USS Spoonbill (AMS/MSC-202) was a acquired by the US Navy for clearing coastal minefields.

==Construction==
Spoonbill was laid down 2 November 1953, by Tampa Marine Company, Tampa, Florida; launched on 3 August 1954, as AMS-202; sponsored by Mrs. A. N. Springer; redesignated as MSC-202 on 7 February 1955; and commissioned on 14 June 1955.

== East Coast operations ==
Spoonbill was among the first in a group of non-magnetic minesweepers of wooden construction capable of sweeping any conventional type mine constructed at the time. On 4 July 1955, she was assigned to United States Mine Force, Atlantic Fleet, Charleston, South Carolina. After shakedown training off Key West, Florida, from 26 July to 24 August, and post-shakedown availability at Rawles Brothers' Shipyard, Jacksonville, Florida, Spoonbill returned to Charleston.

== Schoolship assignment ==
She steamed from Charleston on 3 February 1956, for Yorktown, Virginia, where she was assigned duty with the Naval Mine Warfare School, embarking students for daily cruises to participate in minesweeping operations and training with fleet units.

The ship sailed for Argentia, Newfoundland, on 8 January 1957, and participated in fleet exercises from 15 January to 7 February, when she returned to Charleston. Spoonbill operated from there until 4 February 1958, when she got underway for the US West Coast. The minesweeper transited the Panama Canal on 11 February, and arrived at San Diego, California, on 28 February.
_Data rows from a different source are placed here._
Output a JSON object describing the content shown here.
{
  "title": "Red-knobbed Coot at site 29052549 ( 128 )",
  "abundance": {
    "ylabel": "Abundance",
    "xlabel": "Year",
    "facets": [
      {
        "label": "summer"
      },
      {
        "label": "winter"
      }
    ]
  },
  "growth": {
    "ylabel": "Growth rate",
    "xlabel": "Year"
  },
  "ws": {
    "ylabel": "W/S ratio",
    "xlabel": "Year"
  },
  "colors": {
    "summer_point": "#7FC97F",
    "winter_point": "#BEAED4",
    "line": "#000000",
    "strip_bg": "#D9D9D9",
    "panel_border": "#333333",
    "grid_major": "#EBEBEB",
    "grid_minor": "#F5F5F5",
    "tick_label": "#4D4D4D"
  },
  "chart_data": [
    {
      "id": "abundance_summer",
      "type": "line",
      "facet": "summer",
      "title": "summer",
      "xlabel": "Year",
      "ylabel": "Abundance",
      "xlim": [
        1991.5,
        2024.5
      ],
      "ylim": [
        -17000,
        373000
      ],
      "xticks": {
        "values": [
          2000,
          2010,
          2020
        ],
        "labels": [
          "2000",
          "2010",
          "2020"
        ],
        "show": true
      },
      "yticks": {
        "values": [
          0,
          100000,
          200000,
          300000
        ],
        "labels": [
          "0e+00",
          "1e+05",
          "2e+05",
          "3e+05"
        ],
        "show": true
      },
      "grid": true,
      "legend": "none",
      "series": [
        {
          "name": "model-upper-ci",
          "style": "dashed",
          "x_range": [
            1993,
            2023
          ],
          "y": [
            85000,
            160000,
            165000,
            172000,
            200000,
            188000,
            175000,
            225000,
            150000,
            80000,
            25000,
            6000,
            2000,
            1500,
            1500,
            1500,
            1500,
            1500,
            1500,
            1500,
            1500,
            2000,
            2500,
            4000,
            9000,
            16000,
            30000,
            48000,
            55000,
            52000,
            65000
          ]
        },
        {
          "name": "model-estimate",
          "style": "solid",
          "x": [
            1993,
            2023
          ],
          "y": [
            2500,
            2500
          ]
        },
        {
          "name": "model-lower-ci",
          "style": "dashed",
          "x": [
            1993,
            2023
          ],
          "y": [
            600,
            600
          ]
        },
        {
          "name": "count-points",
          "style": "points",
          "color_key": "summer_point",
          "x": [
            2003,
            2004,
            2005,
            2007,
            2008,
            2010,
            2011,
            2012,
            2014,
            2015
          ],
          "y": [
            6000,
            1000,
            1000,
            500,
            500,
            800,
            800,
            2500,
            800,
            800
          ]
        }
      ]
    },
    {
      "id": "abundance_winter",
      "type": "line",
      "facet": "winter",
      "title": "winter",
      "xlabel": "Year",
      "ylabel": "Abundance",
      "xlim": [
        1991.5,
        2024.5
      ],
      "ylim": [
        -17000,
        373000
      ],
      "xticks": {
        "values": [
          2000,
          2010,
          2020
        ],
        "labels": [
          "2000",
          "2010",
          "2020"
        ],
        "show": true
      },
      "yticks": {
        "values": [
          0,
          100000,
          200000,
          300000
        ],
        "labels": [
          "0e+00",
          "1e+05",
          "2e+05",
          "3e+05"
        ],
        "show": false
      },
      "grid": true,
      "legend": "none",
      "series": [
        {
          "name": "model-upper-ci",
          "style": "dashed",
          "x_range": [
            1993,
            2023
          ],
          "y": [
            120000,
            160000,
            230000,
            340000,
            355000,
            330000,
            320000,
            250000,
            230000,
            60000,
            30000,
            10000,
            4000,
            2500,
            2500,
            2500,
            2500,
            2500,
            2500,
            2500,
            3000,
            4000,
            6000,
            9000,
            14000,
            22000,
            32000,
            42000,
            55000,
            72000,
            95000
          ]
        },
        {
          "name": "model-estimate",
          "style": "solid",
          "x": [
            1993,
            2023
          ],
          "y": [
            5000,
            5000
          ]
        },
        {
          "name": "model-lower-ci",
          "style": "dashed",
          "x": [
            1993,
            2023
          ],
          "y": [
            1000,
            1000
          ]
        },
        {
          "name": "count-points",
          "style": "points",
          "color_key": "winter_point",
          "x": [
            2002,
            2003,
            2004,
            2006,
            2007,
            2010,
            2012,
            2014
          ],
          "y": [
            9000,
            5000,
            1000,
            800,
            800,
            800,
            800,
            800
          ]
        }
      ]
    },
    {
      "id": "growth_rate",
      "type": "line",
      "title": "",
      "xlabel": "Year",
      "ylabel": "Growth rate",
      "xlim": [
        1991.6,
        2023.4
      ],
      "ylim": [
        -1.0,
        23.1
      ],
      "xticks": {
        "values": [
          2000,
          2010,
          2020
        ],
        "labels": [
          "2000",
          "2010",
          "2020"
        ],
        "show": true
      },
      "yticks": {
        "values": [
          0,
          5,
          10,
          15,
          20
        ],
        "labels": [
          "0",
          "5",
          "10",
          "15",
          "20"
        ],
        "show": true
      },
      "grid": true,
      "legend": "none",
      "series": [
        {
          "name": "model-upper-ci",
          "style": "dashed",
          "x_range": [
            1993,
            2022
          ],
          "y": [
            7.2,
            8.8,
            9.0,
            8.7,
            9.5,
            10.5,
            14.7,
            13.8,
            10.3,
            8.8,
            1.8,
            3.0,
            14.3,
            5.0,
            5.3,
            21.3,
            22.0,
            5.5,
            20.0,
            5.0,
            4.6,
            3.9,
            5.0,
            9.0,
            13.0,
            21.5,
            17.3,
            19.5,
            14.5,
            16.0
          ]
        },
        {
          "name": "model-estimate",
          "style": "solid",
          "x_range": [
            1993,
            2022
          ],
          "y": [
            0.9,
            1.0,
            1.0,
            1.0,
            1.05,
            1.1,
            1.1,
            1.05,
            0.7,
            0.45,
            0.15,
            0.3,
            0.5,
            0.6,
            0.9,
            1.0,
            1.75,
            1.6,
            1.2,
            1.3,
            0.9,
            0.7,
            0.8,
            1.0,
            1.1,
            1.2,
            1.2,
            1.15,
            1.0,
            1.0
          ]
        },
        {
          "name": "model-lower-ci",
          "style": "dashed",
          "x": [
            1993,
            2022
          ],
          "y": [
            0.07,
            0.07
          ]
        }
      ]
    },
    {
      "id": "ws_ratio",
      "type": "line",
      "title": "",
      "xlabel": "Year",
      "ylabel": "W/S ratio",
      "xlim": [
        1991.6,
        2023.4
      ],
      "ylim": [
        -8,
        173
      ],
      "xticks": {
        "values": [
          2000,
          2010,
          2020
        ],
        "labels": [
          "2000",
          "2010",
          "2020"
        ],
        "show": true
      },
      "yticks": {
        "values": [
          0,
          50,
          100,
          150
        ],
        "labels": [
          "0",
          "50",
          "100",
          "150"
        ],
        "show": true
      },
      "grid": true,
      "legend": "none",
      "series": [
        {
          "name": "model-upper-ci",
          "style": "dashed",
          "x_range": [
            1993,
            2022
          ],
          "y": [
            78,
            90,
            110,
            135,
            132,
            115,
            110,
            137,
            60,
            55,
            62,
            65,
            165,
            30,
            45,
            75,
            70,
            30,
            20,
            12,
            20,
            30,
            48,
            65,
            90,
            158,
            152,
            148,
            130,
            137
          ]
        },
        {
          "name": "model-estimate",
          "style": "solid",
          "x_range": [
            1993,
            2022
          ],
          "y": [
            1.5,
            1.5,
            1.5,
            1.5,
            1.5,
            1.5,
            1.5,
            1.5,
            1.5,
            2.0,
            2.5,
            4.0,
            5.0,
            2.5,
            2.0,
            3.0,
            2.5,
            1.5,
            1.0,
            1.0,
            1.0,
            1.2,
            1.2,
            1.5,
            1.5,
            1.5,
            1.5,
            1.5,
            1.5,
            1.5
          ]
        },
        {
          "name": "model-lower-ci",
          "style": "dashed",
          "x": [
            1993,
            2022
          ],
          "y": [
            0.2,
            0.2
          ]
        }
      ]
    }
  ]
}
She moved up the coast to Treasure Island, California, and conducted operations from there until 2 February 1959.

== Decommissioning ==
Ordered back to the US East Coast, Spoonbill arrived at Norfolk on 9 March, to enter the navy yard for an overhaul in preparation for transfer to Spain. Spoonbill was struck from the Navy List on 16 June 1959, and transferred to Spain on 1 July, under the Military Assistance Program. She served the Spanish Navy as Duero (M-28). Duero was struck from the Spanish Navy List, 16 December 1999. Fate: unknown.